One of my cats disappeared in late Sept. and now, 7 months later, 1 of my stray cats just disappeared. I went into the barn to see if i'd find him there. instead i found the skeleton of a dead oppossum, and the body of a dead skunk, with his throat eaten out and his chest opened up with the flesh from the chest cavity eaten. there's a small opening big enough to let a cat into the barn. so i knew it had to be a small predatory animal that killed those guys. this evening i googled "night predators" for my area and came up with this "fisher cat". i never heard of it before. so i started watching a video of an attack by a fisher cat on 'you-tube' with audio . suddenly 1 of my cats leaped up in the air. he was in a complete panic. he flew through the house, peeing all over, from 1 end of the house to the other with his tail all puffed up. i have never seen him so panic stricken in all the years that he's lived with me. I found him in Vestal NY, Broome County. after this incredible reaction; after this display of panic and fear, i have concluded that both my house cat and stray cat fell victim to this creature. i knew something was outside tonight. none of my cats would stay outdoors as they usually like to do on a clear evening. but i also knew that it wasn't the usual creatures of the night that were out there. they don't even behave like this when black bear come around. i think i have just discovered the cause for my disappearing cats. my cat Apachi has just told me what the problem is. and now, i'm petrified. there's still another stray cat out there. i'm afraid that i'll be losing all of my cats one by one. its really impossible to contain them in the house. i simply don't know what to do.

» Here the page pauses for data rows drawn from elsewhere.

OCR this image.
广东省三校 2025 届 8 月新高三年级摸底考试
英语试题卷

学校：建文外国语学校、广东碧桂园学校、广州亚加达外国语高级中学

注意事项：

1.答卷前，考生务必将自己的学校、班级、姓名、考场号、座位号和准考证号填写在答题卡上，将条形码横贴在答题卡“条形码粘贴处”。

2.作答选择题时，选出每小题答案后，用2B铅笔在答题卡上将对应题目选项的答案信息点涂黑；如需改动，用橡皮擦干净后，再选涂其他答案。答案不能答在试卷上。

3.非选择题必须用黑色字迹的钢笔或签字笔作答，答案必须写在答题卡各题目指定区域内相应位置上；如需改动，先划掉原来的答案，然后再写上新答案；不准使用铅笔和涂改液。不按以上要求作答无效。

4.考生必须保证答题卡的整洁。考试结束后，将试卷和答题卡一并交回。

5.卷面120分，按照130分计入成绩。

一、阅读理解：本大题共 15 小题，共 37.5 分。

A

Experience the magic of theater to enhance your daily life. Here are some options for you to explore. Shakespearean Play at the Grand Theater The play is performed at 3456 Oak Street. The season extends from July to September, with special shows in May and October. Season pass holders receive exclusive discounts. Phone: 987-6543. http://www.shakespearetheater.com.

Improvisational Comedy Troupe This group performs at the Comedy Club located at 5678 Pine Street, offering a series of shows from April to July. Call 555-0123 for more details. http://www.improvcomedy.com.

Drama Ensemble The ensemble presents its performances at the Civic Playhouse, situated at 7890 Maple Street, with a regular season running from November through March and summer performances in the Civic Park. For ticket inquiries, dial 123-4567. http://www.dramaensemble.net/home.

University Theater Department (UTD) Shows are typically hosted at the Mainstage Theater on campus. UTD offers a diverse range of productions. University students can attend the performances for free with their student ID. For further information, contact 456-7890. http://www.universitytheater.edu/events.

no, it's not impossible to keep your cats inside. don't let them out, problem solved.

I live near Pownal, VT. Saw a big one sitting in the drive along the brush edge... Thought it was a small bear from a distance , sitting up just like my black house cat, a neighbor said they found an animal she had never seem cut open and left down around the corner on the dirt drive, gonna show her a picture today, I have a feeling it's a fisher, I hope someone didn't kill it and just leave it there, she said it looked malicious and felt bad.... As long as they don't bother me or my small dog I have no issue with them, after all we live in they're habitat, right ?... Keep ya posted...have a good day

Saw one today in my backyard. My neighbor then saw its four youngins in his backyard later in the day. We are afraid of it getting aggressive around its young. Calling animal control tomorrow since we both have young kids

I have them in my back woods, 2 of them looked 4 ft from head to tail end chasing each other around up and down tree stumps. I live in east concond, new York. April of 2015 was the first time we spotted them. Now there are four in july.

I just saw one in Brooklyn, NY on Saturday night. I didn't know what it was at all until I did research on the internet. Definitely looked like a fisher, which would also explain why haven't seen any squirrels around these last couple of months. I thought that was strange.